GigaTok: Scaling Visual Tokenizers to 3 Billion Parameters for Autoregressive Image Generation
Tianwei Xiong, Jun Hao Liew, Zilong Huang, Jiashi Feng, Xihui Liu
- We propose solutions for reconstruction vs. generation delimma for scaling tokenziers.
- GigaTok is the first work that successfully scales visual tokenizers to 3B parameters!

LVD-2M: A Long-take Video Dataset with Temporally Dense Captions
Tianwei Xiong*, Yuqing Wang*, Daquan Zhou, Zhijie Lin, Jiashi Feng, Xihui Liu
- We pay special attention to long-take videos without cuts.

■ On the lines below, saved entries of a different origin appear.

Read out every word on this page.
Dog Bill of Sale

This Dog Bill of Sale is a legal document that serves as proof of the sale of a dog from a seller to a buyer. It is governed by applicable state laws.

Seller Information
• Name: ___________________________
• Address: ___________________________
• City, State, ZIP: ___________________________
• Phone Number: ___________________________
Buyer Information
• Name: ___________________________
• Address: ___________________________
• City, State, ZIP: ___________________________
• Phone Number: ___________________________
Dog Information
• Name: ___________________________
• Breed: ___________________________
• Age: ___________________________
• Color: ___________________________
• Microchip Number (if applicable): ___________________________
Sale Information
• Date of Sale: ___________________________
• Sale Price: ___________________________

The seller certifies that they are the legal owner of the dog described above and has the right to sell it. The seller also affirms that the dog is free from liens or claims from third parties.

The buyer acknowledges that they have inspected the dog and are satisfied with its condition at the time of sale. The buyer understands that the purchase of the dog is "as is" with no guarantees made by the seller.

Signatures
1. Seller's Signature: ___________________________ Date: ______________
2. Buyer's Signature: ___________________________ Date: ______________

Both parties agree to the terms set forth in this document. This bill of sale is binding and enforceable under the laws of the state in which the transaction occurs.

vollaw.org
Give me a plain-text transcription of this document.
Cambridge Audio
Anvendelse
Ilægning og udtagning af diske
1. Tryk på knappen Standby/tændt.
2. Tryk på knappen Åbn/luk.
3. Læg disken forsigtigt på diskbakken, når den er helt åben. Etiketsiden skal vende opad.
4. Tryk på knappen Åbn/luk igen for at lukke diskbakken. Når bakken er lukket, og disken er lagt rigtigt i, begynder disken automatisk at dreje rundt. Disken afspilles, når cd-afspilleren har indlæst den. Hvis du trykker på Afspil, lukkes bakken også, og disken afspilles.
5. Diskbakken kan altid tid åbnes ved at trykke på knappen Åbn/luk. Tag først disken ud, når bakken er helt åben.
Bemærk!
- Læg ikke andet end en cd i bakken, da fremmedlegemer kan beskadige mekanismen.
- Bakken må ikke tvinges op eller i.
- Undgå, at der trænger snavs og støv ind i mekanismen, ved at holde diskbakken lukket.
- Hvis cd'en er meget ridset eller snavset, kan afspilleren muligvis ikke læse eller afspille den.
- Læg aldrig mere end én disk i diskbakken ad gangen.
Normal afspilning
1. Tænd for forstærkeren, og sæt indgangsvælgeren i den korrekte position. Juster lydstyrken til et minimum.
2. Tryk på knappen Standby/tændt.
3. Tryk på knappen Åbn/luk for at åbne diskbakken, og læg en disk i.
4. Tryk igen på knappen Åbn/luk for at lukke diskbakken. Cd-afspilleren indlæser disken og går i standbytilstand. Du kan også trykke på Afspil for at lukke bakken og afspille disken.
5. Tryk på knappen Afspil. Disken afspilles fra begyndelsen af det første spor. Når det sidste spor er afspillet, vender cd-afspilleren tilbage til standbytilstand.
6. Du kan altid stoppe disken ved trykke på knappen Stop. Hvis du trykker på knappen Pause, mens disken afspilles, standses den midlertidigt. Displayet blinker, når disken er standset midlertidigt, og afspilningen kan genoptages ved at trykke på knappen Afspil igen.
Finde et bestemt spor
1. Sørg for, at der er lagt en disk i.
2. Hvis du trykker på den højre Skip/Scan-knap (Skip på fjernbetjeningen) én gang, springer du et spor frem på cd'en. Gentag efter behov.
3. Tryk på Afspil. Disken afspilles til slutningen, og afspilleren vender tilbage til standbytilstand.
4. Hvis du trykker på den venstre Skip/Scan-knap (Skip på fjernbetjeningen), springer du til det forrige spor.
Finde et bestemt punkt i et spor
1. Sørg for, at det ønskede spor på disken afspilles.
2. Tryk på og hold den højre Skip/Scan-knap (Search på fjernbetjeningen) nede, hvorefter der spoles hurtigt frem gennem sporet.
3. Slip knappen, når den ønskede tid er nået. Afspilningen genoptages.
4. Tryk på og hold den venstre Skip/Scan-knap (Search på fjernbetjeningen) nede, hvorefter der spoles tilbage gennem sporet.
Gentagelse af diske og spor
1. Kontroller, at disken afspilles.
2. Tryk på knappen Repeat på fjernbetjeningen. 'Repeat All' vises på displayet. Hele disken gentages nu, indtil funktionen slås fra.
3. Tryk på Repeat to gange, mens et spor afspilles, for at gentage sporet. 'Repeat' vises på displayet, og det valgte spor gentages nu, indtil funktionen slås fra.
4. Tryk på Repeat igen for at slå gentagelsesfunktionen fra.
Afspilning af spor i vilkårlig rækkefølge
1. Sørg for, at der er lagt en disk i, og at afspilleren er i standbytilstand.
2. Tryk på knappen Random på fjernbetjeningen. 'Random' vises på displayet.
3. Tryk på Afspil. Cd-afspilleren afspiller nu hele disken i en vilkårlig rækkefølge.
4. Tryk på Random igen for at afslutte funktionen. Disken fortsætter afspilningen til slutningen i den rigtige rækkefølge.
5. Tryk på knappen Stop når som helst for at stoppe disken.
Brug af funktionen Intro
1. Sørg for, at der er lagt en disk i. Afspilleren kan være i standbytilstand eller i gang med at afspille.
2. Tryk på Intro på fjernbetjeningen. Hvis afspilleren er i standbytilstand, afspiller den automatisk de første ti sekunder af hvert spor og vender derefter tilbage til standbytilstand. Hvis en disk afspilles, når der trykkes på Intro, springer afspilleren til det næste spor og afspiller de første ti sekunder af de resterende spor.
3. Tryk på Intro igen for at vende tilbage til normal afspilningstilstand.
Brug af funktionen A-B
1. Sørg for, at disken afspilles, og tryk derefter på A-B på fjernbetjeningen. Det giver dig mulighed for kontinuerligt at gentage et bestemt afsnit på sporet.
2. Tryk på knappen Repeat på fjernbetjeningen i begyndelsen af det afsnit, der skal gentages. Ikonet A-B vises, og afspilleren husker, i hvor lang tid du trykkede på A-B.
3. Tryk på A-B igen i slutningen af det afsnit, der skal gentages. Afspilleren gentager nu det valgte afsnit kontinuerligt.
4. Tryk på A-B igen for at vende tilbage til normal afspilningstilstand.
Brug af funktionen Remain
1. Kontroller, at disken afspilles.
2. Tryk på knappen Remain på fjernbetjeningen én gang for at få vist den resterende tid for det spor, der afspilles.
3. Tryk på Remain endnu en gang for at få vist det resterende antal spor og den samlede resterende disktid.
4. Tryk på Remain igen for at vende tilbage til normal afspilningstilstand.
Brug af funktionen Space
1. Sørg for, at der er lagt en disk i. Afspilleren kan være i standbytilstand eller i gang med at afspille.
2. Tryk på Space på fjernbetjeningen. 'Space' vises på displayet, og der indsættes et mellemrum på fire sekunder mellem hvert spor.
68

- We propose a data pipeline for filtering high-quality long-take videos and the temporally dense captioning of the videos.

Editing Massive Concepts in Text-to-Image Diffusion Models
Tianwei Xiong*, Yue Wu*, Enze Xie, Yue Wu, Zhenguo Li, Xihui Liu
- EMCID can edit massive concepts in text-to-image diffusion models, with limited costs and minimal negative effects on the performances.